Trentino Alto Adige/Suedtirol

Vino e ristorazione, giro d’affari da 12 miliardi: cambiano i consumi, crescono bianchi e spumanti – CRONACA



Dodici miliardi di euro: è il valore dei consumi di vino in ristoranti, trattorie, pizzerie e wine bar, con una quota di spesa sullo scontrino medio di oltre il 21%. Un fattore – quello del vino nella ristorazione – che contribuisce in modo significativo ai 59,3 miliardi di euro di valore aggiunto del settore vinicolo. In questo quadro, i trend nella ristorazione sembrano rispecchiare l’andamento del mercato, con i rossi e i vini più corposi in difficoltà, mentre reggono i bianchi freschi e gli spumanti.

È quanto è emerso oggi a Veronafiere dalla presentazione dell’indagine, in collaborazione con Vinitaly, del nuovo Osservatorio Fipe-Uiv “Vino & Ristorazione”, interamente dedicato al rapporto horeca-vino. La 58/esima edizione del Salone del vino italiano, in corso a Veronafiere, ha tenuto a battesimo il protocollo d’intesa tra Unione italiana vini (Uiv) e Fipe-Confcommercio (Federazione Italiana Pubblici Esercizi), in collaborazione con Vinitaly.

Secondo la ricerca, condotta su un campione rappresentativo di 500 imprese tra ristoranti-trattorie, ristoranti-pizzerie, pizzerie, cocktail bar ed enoteche con servizio, il vino mantiene un peso rilevante sul fatturato della ristorazione, attestandosi mediamente oltre il 21%, con un’incidenza che supera il 30% per il 22% degli intervistati. Un impatto fondamentale, registra l’Osservatorio, che si rileva anche nell’ormai acquisita presenza della carta dei vini, utilizzata da 3 ristoranti su 4 ma anche dalla metà delle pizzerie-ristoranti (4,1 milioni le voci totali in carta). Nella scelta dei vini, a fare da protagonista è la “leggerezza”, la facile beva.

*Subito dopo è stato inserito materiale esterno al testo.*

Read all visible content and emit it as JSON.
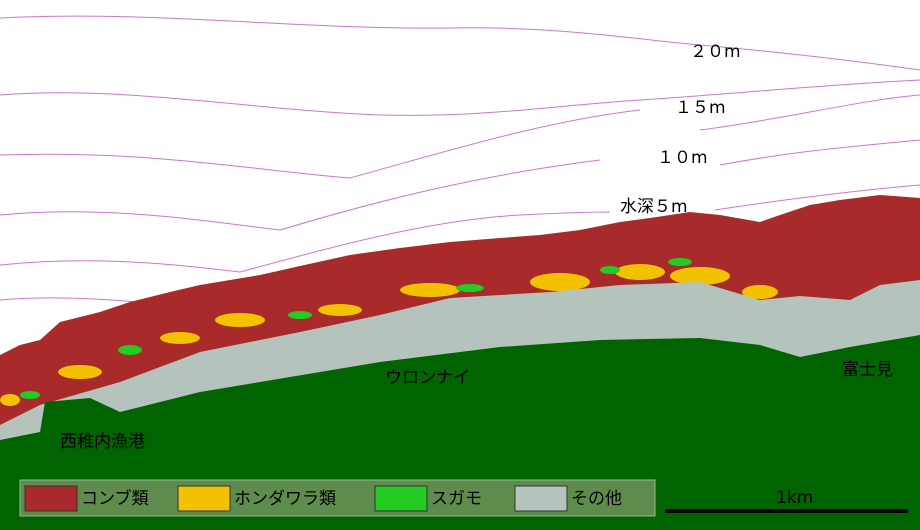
{
  "depth_labels": [
    "２０m",
    "１５m",
    "１０m",
    "水深５m"
  ],
  "places": [
    "西稚内漁港",
    "ウロンナイ",
    "富士見"
  ],
  "legend": [
    {
      "label": "コンブ類",
      "color": "#a82a2a"
    },
    {
      "label": "ホンダワラ類",
      "color": "#f2c200"
    },
    {
      "label": "スガモ",
      "color": "#22cc22"
    },
    {
      "label": "その他",
      "color": "#b4c4bc"
    }
  ],
  "scale_bar": "1km"
}
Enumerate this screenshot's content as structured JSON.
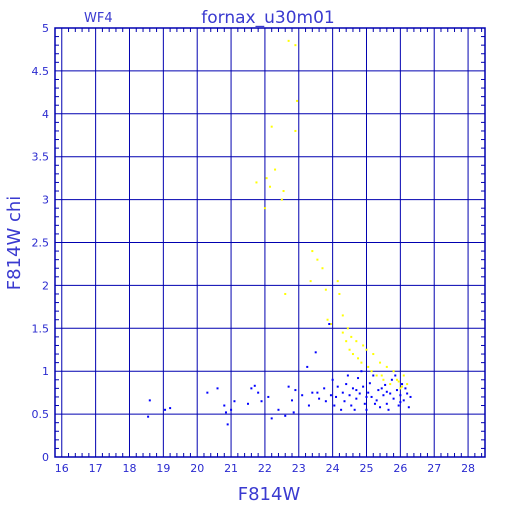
{
  "chart_data": {
    "type": "scatter",
    "title": "fornax_u30m01",
    "panel_label": "WF4",
    "xlabel": "F814W",
    "ylabel": "F814W chi",
    "xlim": [
      15.8,
      28.5
    ],
    "ylim": [
      0,
      5
    ],
    "xticks": [
      16,
      17,
      18,
      19,
      20,
      21,
      22,
      23,
      24,
      25,
      26,
      27,
      28
    ],
    "yticks": [
      0,
      0.5,
      1,
      1.5,
      2,
      2.5,
      3,
      3.5,
      4,
      4.5,
      5
    ],
    "ytick_labels": [
      "0",
      "0.5",
      "1",
      "1.5",
      "2",
      "2.5",
      "3",
      "3.5",
      "4",
      "4.5",
      "5"
    ],
    "grid": true,
    "series": [
      {
        "color": "#ffff00",
        "points": [
          [
            22.9,
            4.8
          ],
          [
            22.7,
            4.85
          ],
          [
            22.95,
            4.15
          ],
          [
            22.2,
            3.85
          ],
          [
            22.9,
            3.8
          ],
          [
            21.75,
            3.2
          ],
          [
            22.05,
            3.25
          ],
          [
            22.3,
            3.35
          ],
          [
            22.15,
            3.15
          ],
          [
            22.55,
            3.1
          ],
          [
            22.5,
            3.0
          ],
          [
            22.0,
            2.9
          ],
          [
            23.4,
            2.4
          ],
          [
            23.55,
            2.3
          ],
          [
            23.7,
            2.2
          ],
          [
            23.35,
            2.05
          ],
          [
            23.8,
            1.95
          ],
          [
            24.15,
            2.05
          ],
          [
            24.2,
            1.9
          ],
          [
            22.6,
            1.9
          ],
          [
            23.85,
            1.6
          ],
          [
            23.95,
            1.55
          ],
          [
            24.3,
            1.65
          ],
          [
            24.45,
            1.5
          ],
          [
            24.55,
            1.4
          ],
          [
            24.3,
            1.45
          ],
          [
            24.7,
            1.35
          ],
          [
            24.9,
            1.3
          ],
          [
            25.0,
            1.25
          ],
          [
            25.2,
            1.2
          ],
          [
            24.6,
            1.2
          ],
          [
            24.75,
            1.15
          ],
          [
            25.05,
            1.05
          ],
          [
            25.4,
            1.1
          ],
          [
            25.6,
            1.05
          ],
          [
            25.8,
            1.0
          ],
          [
            25.3,
            0.95
          ],
          [
            25.9,
            0.9
          ],
          [
            26.1,
            0.95
          ],
          [
            26.2,
            0.85
          ],
          [
            25.5,
            0.9
          ],
          [
            25.7,
            0.85
          ],
          [
            26.0,
            0.8
          ],
          [
            24.5,
            1.25
          ],
          [
            24.85,
            1.1
          ],
          [
            25.15,
            1.0
          ],
          [
            25.45,
            0.95
          ],
          [
            25.95,
            0.88
          ],
          [
            26.05,
            0.82
          ],
          [
            24.4,
            1.35
          ]
        ]
      },
      {
        "color": "#0000ff",
        "points": [
          [
            18.6,
            0.66
          ],
          [
            18.55,
            0.47
          ],
          [
            19.05,
            0.55
          ],
          [
            19.2,
            0.57
          ],
          [
            20.3,
            0.75
          ],
          [
            20.6,
            0.8
          ],
          [
            20.8,
            0.6
          ],
          [
            20.85,
            0.52
          ],
          [
            21.0,
            0.55
          ],
          [
            20.9,
            0.38
          ],
          [
            21.1,
            0.65
          ],
          [
            21.5,
            0.62
          ],
          [
            21.6,
            0.8
          ],
          [
            21.7,
            0.83
          ],
          [
            21.8,
            0.75
          ],
          [
            21.9,
            0.65
          ],
          [
            22.1,
            0.7
          ],
          [
            22.2,
            0.45
          ],
          [
            22.4,
            0.55
          ],
          [
            22.6,
            0.48
          ],
          [
            22.7,
            0.82
          ],
          [
            22.8,
            0.66
          ],
          [
            22.85,
            0.52
          ],
          [
            22.9,
            0.78
          ],
          [
            23.1,
            0.72
          ],
          [
            23.25,
            1.05
          ],
          [
            23.3,
            0.6
          ],
          [
            23.4,
            0.75
          ],
          [
            23.5,
            1.22
          ],
          [
            23.6,
            0.68
          ],
          [
            23.75,
            0.8
          ],
          [
            23.9,
            1.55
          ],
          [
            23.95,
            0.72
          ],
          [
            24.0,
            0.9
          ],
          [
            24.1,
            0.7
          ],
          [
            24.15,
            0.82
          ],
          [
            24.3,
            0.75
          ],
          [
            24.35,
            0.65
          ],
          [
            24.4,
            0.85
          ],
          [
            24.5,
            0.72
          ],
          [
            24.55,
            0.6
          ],
          [
            24.6,
            0.8
          ],
          [
            24.7,
            0.68
          ],
          [
            24.75,
            0.92
          ],
          [
            24.8,
            0.74
          ],
          [
            24.9,
            0.82
          ],
          [
            24.95,
            0.62
          ],
          [
            25.0,
            0.55
          ],
          [
            25.05,
            0.75
          ],
          [
            25.1,
            0.86
          ],
          [
            25.15,
            0.7
          ],
          [
            25.2,
            0.95
          ],
          [
            25.3,
            0.66
          ],
          [
            25.35,
            0.78
          ],
          [
            25.4,
            0.58
          ],
          [
            25.5,
            0.72
          ],
          [
            25.55,
            0.84
          ],
          [
            25.6,
            0.62
          ],
          [
            25.7,
            0.74
          ],
          [
            25.75,
            0.9
          ],
          [
            25.8,
            0.68
          ],
          [
            25.9,
            0.78
          ],
          [
            25.95,
            0.6
          ],
          [
            26.0,
            0.72
          ],
          [
            26.05,
            0.85
          ],
          [
            26.1,
            0.66
          ],
          [
            26.2,
            0.74
          ],
          [
            26.25,
            0.58
          ],
          [
            26.3,
            0.7
          ],
          [
            24.25,
            0.55
          ],
          [
            24.45,
            0.95
          ],
          [
            24.65,
            0.55
          ],
          [
            24.85,
            1.0
          ],
          [
            25.25,
            0.62
          ],
          [
            25.45,
            0.8
          ],
          [
            25.65,
            0.55
          ],
          [
            25.85,
            0.95
          ],
          [
            26.15,
            0.8
          ],
          [
            23.8,
            0.65
          ],
          [
            23.55,
            0.75
          ],
          [
            24.05,
            0.6
          ],
          [
            24.7,
            0.78
          ],
          [
            25.0,
            0.7
          ],
          [
            25.6,
            0.76
          ],
          [
            26.0,
            0.64
          ]
        ]
      }
    ]
  }
}
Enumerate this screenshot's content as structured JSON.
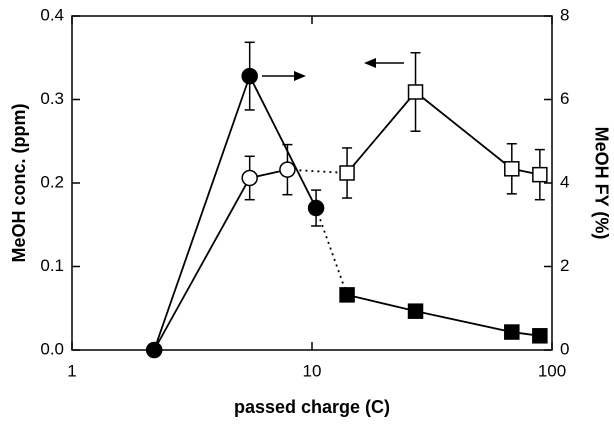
{
  "chart_data": {
    "type": "scatter",
    "xlabel": "passed charge (C)",
    "ylabel": "MeOH conc. (ppm)",
    "y2label": "MeOH FY (%)",
    "xscale": "log",
    "xlim": [
      1,
      100
    ],
    "xticks": [
      1,
      10,
      100
    ],
    "ylim": [
      0,
      0.4
    ],
    "yticks": [
      {
        "value": 0,
        "label": "0.0"
      },
      0.1,
      0.2,
      0.3,
      0.4
    ],
    "y2lim": [
      0,
      8
    ],
    "y2ticks": [
      0,
      2,
      4,
      6,
      8
    ],
    "series": [
      {
        "color": "#000000",
        "marker_fill": "#ffffff",
        "x": [
          2.2,
          5.5,
          7.9,
          14,
          27,
          68,
          89
        ],
        "values": [
          0,
          0.206,
          0.216,
          0.212,
          0.309,
          0.217,
          0.21
        ],
        "errors": [
          null,
          0.026,
          0.03,
          0.03,
          0.047,
          0.03,
          0.03
        ],
        "markers": [
          null,
          "circle",
          "circle",
          "square",
          "square",
          "square",
          "square"
        ],
        "line_styles": [
          "solid",
          "solid",
          "dotted",
          "solid",
          "solid",
          "solid"
        ]
      },
      {
        "color": "#000000",
        "marker_fill": "#000000",
        "axis": "y2",
        "x": [
          2.2,
          5.5,
          10.4,
          14,
          27,
          68,
          89
        ],
        "values": [
          0,
          6.56,
          3.4,
          1.32,
          0.93,
          0.43,
          0.34
        ],
        "errors": [
          null,
          0.81,
          0.43,
          null,
          null,
          null,
          null
        ],
        "markers": [
          "circle",
          "circle",
          "circle",
          "square",
          "square",
          "square",
          "square"
        ],
        "line_styles": [
          "solid",
          "solid",
          "dotted",
          "solid",
          "solid",
          "solid"
        ]
      }
    ]
  }
}
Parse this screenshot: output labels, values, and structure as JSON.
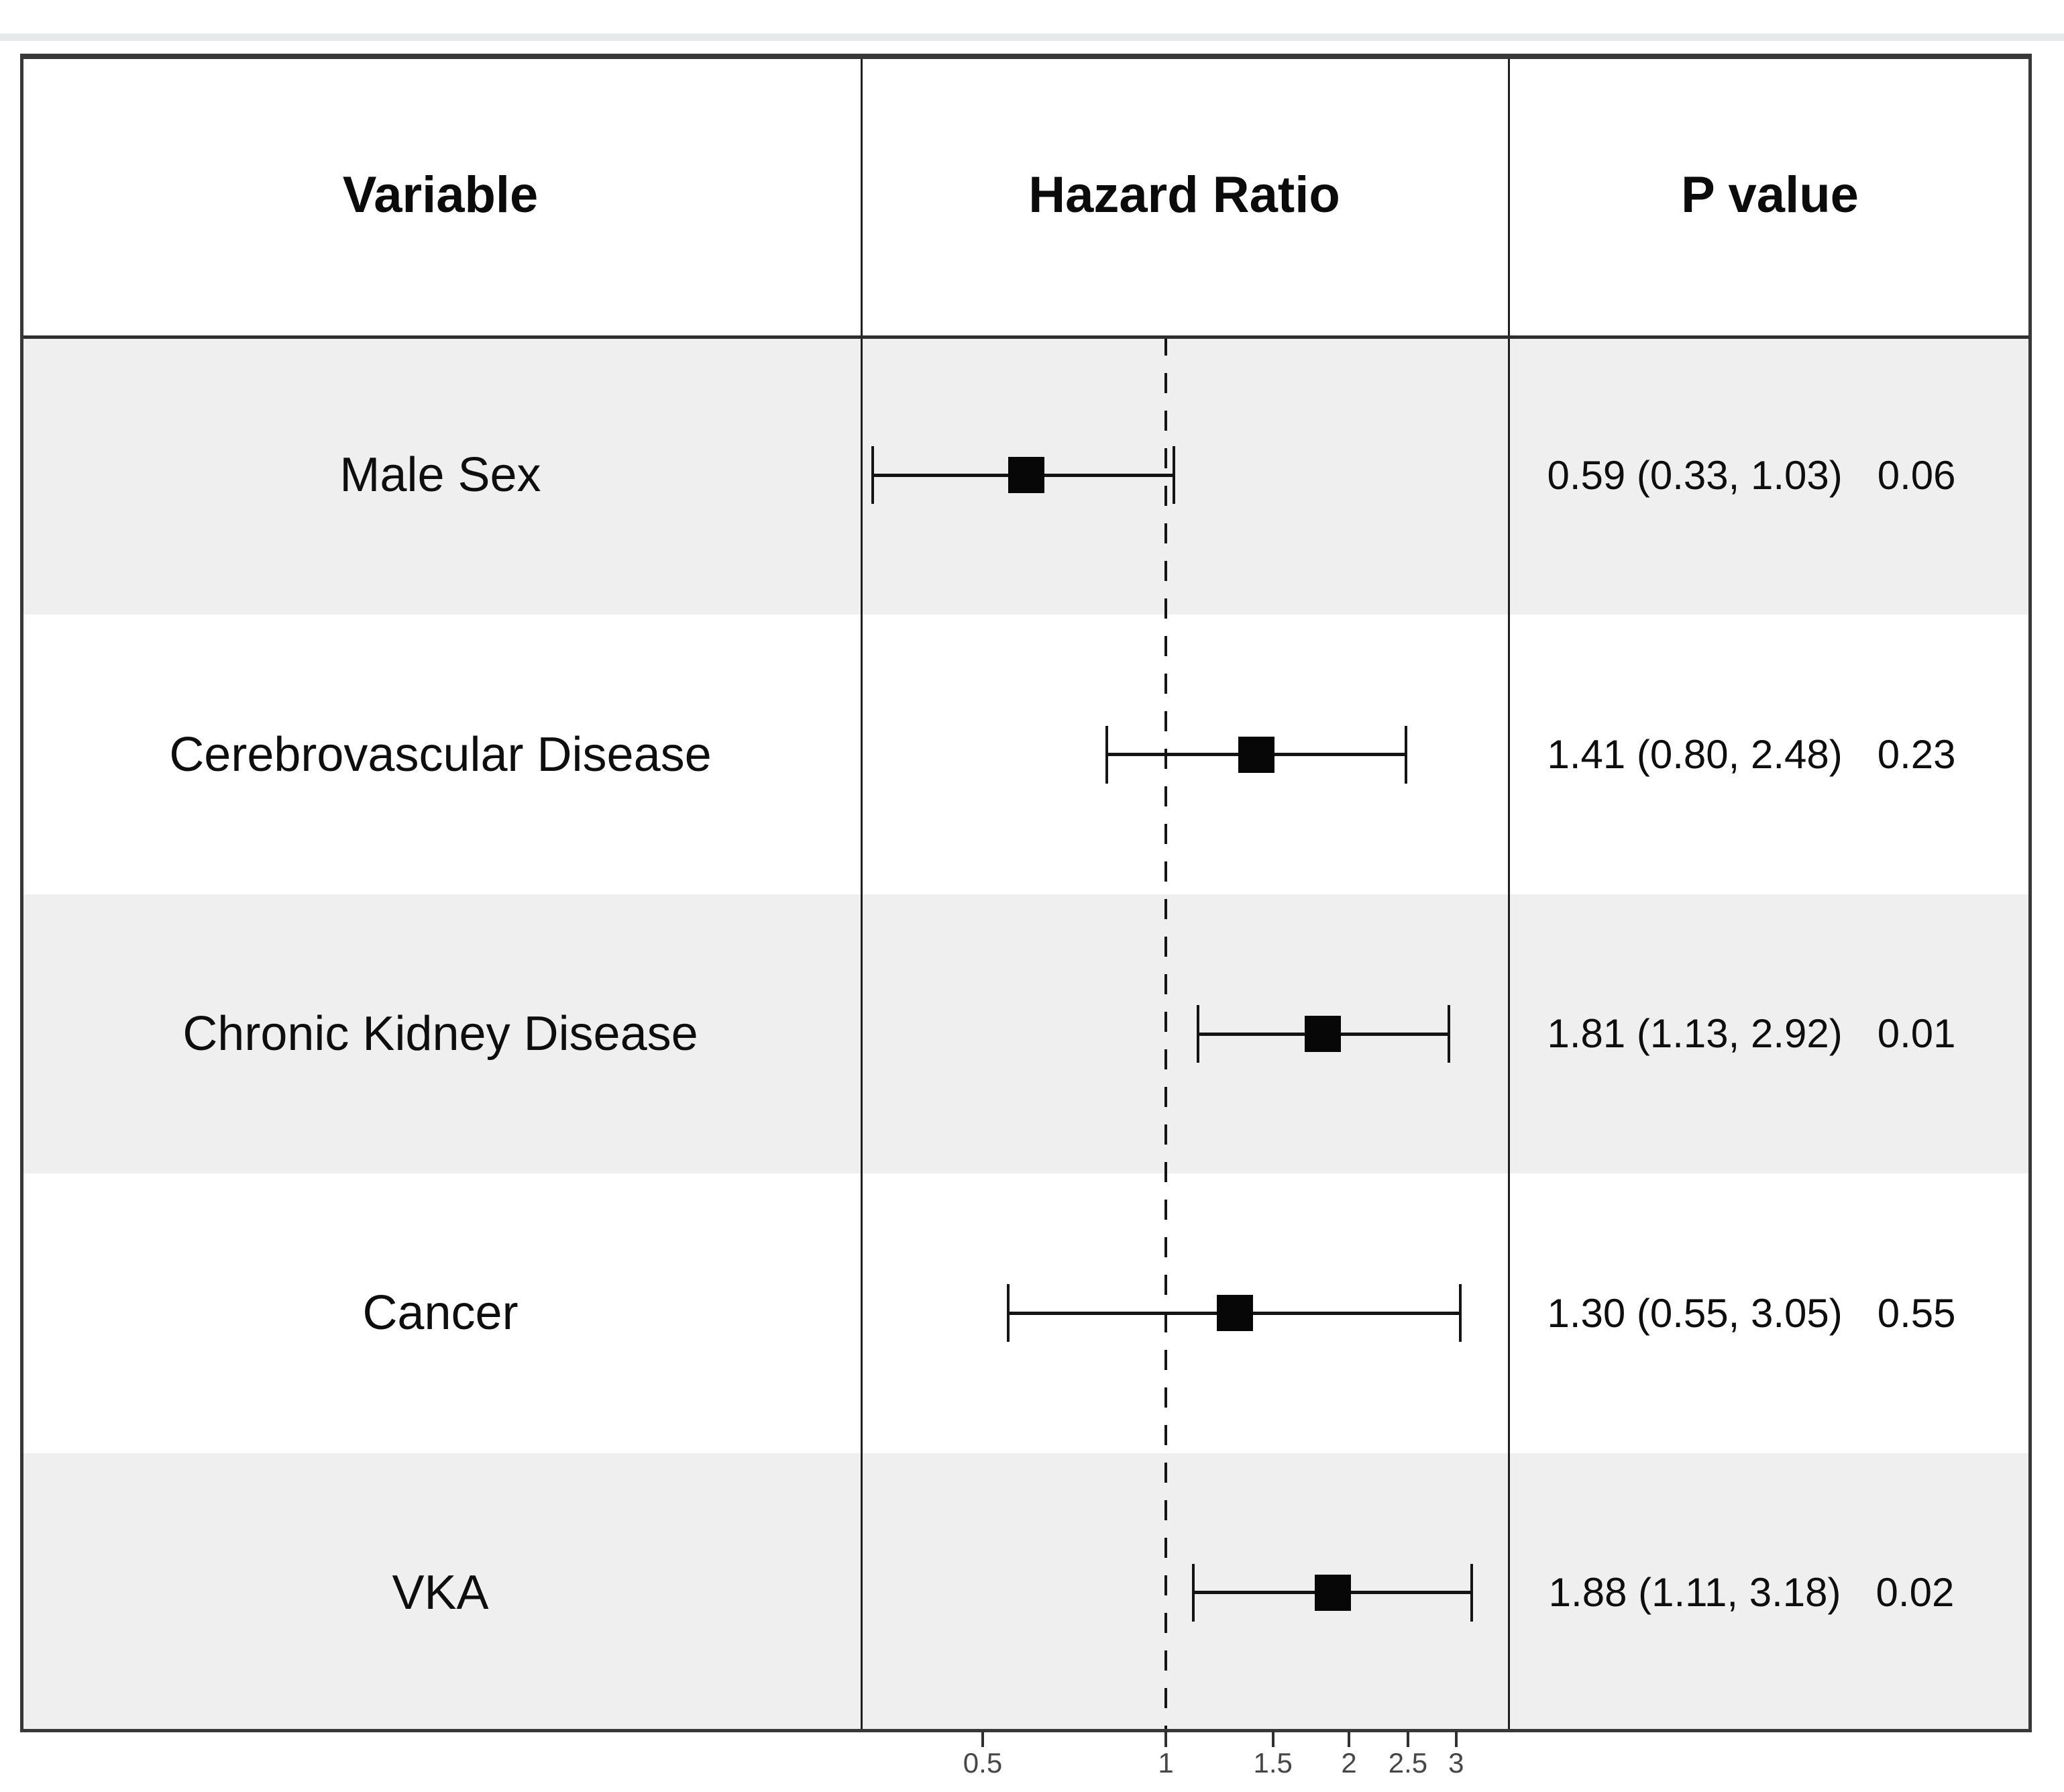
{
  "page": {
    "top_strip_color": "#e6e9e9",
    "background": "#ffffff"
  },
  "table": {
    "headers": [
      {
        "label": "Variable"
      },
      {
        "label": "Hazard Ratio"
      },
      {
        "label": "P value"
      }
    ],
    "stripe_color": "#efefef",
    "border_color": "#383838",
    "marker_color": "#070707"
  },
  "chart_data": {
    "type": "forest",
    "x_scale": "log",
    "x_domain": [
      0.315,
      3.65
    ],
    "x_ticks": [
      "0.5",
      "1",
      "1.5",
      "2",
      "2.5",
      "3"
    ],
    "reference_line": 1,
    "columns": [
      "Variable",
      "Hazard Ratio",
      "P value"
    ],
    "rows": [
      {
        "variable": "Male Sex",
        "hr": 0.59,
        "ci_low": 0.33,
        "ci_high": 1.03,
        "estimate_label": "0.59 (0.33, 1.03)",
        "p": "0.06"
      },
      {
        "variable": "Cerebrovascular Disease",
        "hr": 1.41,
        "ci_low": 0.8,
        "ci_high": 2.48,
        "estimate_label": "1.41 (0.80, 2.48)",
        "p": "0.23"
      },
      {
        "variable": "Chronic Kidney Disease",
        "hr": 1.81,
        "ci_low": 1.13,
        "ci_high": 2.92,
        "estimate_label": "1.81 (1.13, 2.92)",
        "p": "0.01"
      },
      {
        "variable": "Cancer",
        "hr": 1.3,
        "ci_low": 0.55,
        "ci_high": 3.05,
        "estimate_label": "1.30 (0.55, 3.05)",
        "p": "0.55"
      },
      {
        "variable": "VKA",
        "hr": 1.88,
        "ci_low": 1.11,
        "ci_high": 3.18,
        "estimate_label": "1.88 (1.11, 3.18)",
        "p": "0.02"
      }
    ]
  }
}
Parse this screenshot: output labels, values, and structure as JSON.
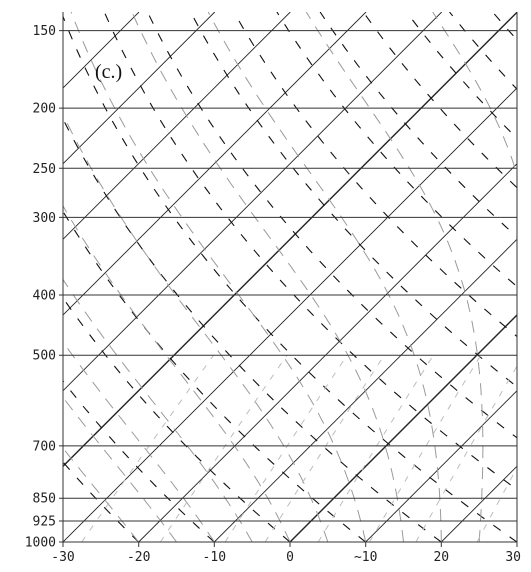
{
  "chart_data": {
    "type": "skew-t",
    "panel_label": "(c.)",
    "y_axis": {
      "scale": "log-pressure",
      "range": [
        1000,
        140
      ],
      "ticks": [
        150,
        200,
        250,
        300,
        400,
        500,
        700,
        850,
        925,
        1000
      ],
      "tick_labels": [
        "150",
        "200",
        "250",
        "300",
        "400",
        "500",
        "700",
        "850",
        "925",
        "1000"
      ]
    },
    "x_axis": {
      "range": [
        -30,
        30
      ],
      "ticks": [
        -30,
        -20,
        -10,
        0,
        10,
        20,
        30
      ],
      "tick_labels": [
        "-30",
        "-20",
        "-10",
        "0",
        "~10",
        "20",
        "30"
      ]
    },
    "isotherms": {
      "style": "solid",
      "color": "#222222"
    },
    "dry_adiabats": {
      "style": "dashed",
      "color": "#111111"
    },
    "moist_adiabats": {
      "style": "dashed",
      "color": "#9a9a9a"
    },
    "mixing_ratio": {
      "style": "dashed",
      "color": "#bdbdbd"
    },
    "colors": {
      "isobar": "#333333",
      "background": "#ffffff"
    }
  }
}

“Al mondo del vino italiano mancava uno strumento che consentisse di esplorare meglio le dinamiche con la ristorazione – ha osservato il presidente Uiv, Lamberto Frescobaldi -, un binomio che ha fatto la fortuna della cucina e del vino italiano nel mondo. Ora è giunto il momento di fare leva su questa sinergia per fare crescere i nostri settori, a partire dalla comprensione reciproca” .

Per Lino Enrico Stoppani, presidente Fipe-Confcommercio: “Il vino è elemento strategico dell’offerta della ristorazione italiana, sia sul piano economico che culturale, perché contribuisce a definire l’identità e la qualità dell’esperienza per il cliente. I dati dell’Osservatorio evidenziano però la necessità di investire di più in formazione e comunicazione, a partire dalle carte dei vini. In un contesto di consumi in rallentamento, è sempre più importante rafforzare la collaborazione tra ristoratori e produttori per intercettare le nuove tendenze e costruire un’offerta coerente e competitiva, capace di sostenere anche la marginalità delle imprese”.